Tightening availability of tech talent in leading markets has spurred hiring momentum in smaller and upstart markets in the United States and Canada—such as Tucson, Arizona, and Waterloo, Ontario—as expanding tech employers seek additional labor pools, according to CBRE’s annual Scoring Tech Talent report.
Overall, big markets continue to produce the largest volumes of jobs and tech degree graduates, with the San Francisco Bay area, Toronto, and New York City adding the most tech jobs in the past five years. But several years of low unemployment rates have dampened the momentum of many leading tech talent markets; 15 of the top 50 markets in CBRE’s report registered an accelerated, two-year pace of tech job growth, down from 23 last year.
Partly as a result, smaller markets outside of CBRE’s top 50 have absorbed some tech-labor demand. For the first time, CBRE’s report includes a list of fast-growing “opportunity markets,” led by Tucson with a 90 percent increase in tech jobs over five years; Hamilton and Waterloo, Ontario, with more than a 40 percent gain; and Las Vegas’s 35 percent gain.
The Bay Area and Seattle remain the two highest-rated tech talent markets, respectively, and Toronto climbed one spot to number three overall. Washington, D.C., and New York City—the top two regions for producing tech-degree graduates—round out the top five. CBRE’s separate list of “momentum markets” that most accelerated their tech talent employment growth is led by Orlando, with a 14.1 percentage point increase in growth rate; San Diego, with a 10.2 percentage point increase; and Chicago, with an 8.0 percentage point increase.
CBRE’s interactive Tech Talent Analyzer provides a snapshot of how each market performs in multiple categories. For example, markets ranking as the most competitive for hiring tech talent based on labor supply, wage costs, and talent quality include the Bay Area, Seattle, and Denver.
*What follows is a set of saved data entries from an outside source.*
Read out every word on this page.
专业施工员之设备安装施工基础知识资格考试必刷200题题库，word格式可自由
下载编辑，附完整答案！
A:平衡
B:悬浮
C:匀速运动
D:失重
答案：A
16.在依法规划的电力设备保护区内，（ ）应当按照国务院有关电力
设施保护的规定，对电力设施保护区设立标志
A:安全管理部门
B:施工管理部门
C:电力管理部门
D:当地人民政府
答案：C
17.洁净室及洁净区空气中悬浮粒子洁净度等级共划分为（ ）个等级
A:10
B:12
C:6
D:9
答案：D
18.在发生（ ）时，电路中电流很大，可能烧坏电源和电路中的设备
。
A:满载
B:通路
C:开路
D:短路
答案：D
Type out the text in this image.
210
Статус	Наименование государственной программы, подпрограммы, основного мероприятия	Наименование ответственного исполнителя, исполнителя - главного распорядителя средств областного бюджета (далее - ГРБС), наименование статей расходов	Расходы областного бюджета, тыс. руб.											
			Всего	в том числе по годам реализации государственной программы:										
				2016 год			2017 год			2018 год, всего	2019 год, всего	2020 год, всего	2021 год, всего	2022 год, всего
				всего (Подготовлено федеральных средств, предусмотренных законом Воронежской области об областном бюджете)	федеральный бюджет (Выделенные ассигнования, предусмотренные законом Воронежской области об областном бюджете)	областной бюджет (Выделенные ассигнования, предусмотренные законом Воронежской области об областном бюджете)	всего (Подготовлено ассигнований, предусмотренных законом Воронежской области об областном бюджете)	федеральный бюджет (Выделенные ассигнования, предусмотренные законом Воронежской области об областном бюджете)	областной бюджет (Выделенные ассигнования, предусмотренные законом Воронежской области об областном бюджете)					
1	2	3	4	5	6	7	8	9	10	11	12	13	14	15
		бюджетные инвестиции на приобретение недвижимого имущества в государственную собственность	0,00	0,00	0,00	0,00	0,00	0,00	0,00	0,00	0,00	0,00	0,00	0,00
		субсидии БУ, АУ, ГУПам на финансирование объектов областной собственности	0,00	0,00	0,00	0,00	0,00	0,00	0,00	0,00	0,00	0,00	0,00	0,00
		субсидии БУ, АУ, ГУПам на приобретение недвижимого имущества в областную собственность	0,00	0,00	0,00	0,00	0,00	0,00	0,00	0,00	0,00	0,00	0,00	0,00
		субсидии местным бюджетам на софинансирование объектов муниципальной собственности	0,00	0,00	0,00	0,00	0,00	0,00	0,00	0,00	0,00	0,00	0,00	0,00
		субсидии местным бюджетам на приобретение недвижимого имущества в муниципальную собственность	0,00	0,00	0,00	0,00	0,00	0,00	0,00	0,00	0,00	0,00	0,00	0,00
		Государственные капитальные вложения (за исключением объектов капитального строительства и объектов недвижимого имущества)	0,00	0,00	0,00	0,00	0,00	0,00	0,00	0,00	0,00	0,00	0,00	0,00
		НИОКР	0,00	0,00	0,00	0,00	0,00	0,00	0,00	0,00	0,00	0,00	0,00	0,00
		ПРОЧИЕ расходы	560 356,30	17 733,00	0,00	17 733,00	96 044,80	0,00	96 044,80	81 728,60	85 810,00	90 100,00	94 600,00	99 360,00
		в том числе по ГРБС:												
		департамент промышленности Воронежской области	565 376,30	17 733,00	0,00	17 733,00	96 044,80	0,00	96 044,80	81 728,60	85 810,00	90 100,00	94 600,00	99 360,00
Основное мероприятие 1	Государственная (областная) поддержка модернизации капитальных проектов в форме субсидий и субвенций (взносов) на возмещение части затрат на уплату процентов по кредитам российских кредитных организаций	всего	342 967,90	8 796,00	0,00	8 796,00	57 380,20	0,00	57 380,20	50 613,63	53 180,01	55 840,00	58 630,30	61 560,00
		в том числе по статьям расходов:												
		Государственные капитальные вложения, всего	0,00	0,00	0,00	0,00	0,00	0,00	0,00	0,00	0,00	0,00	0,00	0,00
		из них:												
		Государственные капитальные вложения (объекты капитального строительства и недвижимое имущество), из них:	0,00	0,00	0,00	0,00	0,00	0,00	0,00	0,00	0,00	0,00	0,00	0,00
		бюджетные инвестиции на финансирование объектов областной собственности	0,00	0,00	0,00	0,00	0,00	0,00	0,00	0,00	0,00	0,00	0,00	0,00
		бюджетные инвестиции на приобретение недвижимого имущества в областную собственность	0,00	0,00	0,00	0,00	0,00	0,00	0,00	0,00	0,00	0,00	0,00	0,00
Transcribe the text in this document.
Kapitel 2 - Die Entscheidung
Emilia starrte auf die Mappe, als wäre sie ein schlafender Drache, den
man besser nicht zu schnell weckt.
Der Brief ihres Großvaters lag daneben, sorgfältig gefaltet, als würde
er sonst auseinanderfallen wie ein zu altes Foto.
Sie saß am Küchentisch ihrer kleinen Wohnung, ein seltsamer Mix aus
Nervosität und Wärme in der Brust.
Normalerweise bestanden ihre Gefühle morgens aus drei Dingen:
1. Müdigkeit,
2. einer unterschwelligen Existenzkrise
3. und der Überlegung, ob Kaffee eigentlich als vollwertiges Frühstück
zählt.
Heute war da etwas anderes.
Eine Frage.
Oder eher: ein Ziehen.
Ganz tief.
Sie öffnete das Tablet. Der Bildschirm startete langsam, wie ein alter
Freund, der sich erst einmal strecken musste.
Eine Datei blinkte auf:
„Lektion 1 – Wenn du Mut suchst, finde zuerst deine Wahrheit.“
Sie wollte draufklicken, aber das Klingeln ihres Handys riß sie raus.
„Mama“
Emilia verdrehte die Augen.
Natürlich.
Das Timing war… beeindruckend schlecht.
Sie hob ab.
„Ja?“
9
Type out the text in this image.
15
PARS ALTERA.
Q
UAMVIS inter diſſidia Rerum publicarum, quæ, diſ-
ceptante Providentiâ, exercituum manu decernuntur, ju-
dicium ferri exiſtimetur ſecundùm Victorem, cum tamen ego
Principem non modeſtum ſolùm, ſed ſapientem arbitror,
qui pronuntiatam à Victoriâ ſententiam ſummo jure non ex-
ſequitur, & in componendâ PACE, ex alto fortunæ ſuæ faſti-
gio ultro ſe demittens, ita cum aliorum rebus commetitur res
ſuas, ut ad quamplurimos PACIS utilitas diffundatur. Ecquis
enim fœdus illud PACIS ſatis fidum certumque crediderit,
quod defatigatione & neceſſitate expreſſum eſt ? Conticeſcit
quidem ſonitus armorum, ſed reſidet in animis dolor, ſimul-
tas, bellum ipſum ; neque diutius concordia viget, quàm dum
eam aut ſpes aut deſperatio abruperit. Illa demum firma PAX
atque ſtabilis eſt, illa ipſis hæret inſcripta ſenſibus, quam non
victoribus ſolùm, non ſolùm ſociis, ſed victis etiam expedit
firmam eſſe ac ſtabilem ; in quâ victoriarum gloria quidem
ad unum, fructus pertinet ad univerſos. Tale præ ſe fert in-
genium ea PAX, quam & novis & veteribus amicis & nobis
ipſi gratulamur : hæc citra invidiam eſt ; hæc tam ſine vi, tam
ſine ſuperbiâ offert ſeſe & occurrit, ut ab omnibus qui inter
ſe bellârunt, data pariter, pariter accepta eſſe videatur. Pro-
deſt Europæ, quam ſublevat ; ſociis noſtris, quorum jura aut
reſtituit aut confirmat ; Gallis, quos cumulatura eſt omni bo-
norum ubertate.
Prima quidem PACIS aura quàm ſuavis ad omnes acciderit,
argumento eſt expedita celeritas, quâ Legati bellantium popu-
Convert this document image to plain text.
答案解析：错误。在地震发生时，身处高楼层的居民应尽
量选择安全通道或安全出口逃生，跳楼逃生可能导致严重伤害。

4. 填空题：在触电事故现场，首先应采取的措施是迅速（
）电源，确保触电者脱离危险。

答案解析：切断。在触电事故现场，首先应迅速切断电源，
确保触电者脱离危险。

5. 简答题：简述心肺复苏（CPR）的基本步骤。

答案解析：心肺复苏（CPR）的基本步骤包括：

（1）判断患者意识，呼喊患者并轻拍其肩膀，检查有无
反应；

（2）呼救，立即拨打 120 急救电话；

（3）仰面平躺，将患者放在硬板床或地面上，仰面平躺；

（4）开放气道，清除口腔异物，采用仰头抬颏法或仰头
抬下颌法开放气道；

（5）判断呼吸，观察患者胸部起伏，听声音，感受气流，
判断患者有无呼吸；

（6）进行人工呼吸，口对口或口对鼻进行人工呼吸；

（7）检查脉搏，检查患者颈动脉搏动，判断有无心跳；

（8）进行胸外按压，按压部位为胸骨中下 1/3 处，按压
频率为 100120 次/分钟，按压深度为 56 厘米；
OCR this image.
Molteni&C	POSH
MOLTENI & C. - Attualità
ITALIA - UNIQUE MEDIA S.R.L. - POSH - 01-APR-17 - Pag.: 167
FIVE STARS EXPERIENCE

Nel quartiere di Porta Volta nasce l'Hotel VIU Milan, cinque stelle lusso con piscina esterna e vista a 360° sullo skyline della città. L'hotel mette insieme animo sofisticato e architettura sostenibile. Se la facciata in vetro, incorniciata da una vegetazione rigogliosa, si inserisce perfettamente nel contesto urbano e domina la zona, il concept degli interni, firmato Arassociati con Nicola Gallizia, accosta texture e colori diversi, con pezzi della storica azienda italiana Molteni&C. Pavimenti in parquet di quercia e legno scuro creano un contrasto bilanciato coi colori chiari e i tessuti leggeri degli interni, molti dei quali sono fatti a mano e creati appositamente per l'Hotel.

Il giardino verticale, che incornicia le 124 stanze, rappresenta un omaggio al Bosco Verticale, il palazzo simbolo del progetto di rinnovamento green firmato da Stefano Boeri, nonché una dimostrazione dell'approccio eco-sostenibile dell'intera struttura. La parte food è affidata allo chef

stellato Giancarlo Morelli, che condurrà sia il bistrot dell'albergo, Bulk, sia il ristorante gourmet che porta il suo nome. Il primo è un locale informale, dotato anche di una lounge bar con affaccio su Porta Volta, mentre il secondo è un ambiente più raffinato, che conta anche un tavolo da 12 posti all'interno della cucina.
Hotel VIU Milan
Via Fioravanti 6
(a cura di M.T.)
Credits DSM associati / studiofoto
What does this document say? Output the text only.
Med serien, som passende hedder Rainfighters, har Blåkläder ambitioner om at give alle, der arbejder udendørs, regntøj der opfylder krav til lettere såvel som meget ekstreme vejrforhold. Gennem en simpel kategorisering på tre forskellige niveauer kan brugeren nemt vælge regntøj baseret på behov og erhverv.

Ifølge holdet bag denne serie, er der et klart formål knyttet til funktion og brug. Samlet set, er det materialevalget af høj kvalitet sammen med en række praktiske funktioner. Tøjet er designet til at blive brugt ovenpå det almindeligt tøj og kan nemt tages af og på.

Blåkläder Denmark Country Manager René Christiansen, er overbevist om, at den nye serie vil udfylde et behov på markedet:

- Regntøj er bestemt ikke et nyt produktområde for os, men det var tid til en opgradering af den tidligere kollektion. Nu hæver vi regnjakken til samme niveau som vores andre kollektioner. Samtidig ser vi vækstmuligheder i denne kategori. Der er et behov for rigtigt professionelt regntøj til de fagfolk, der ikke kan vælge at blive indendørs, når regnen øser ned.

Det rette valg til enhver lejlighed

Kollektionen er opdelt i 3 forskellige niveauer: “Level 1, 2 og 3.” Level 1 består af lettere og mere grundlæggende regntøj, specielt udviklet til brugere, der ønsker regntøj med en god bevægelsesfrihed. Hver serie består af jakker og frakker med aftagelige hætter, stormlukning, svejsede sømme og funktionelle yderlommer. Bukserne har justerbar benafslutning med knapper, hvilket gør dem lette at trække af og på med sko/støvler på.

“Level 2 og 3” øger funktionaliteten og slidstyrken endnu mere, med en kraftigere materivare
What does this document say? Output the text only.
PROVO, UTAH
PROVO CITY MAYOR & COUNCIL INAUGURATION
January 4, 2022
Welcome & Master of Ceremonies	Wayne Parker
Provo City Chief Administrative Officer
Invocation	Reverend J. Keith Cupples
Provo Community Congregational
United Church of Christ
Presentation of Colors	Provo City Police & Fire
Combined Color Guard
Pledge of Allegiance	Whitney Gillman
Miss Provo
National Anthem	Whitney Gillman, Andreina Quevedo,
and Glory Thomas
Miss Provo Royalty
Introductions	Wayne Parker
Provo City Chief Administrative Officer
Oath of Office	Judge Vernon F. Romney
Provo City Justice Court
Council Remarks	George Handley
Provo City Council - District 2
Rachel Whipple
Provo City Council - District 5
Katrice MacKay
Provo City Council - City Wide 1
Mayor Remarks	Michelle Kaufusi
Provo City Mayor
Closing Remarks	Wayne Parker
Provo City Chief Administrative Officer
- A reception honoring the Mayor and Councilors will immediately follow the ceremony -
Ultimately, national momentum in tech talent expansion can be influenced at least partly by growth in smaller “opportunity markets” outside of CBRE’s top 50. Many, like Des Moines, Iowa, and Louisville, Kentucky, generated double-digit percentage gains in tech talent employment and wage growth over the past five years.
“The tech talent labor pool in the U.S. grew by 16 percent in the past five years, compared with 9 percent for the U.S. overall. That type of growth can deplete even the deepest pools of qualified labor,” says Colin Yasukochi, director of research and analysis for CBRE and coauthor of the report. “Many of the opportunity markets offer quality labor pools that are untapped and have high growth potential. These markets can be ideal for small-scale operations, startups, and tech jobs with nontech employers like banks, media, and services firms that comprise nearly two-thirds of the tech labor pool.”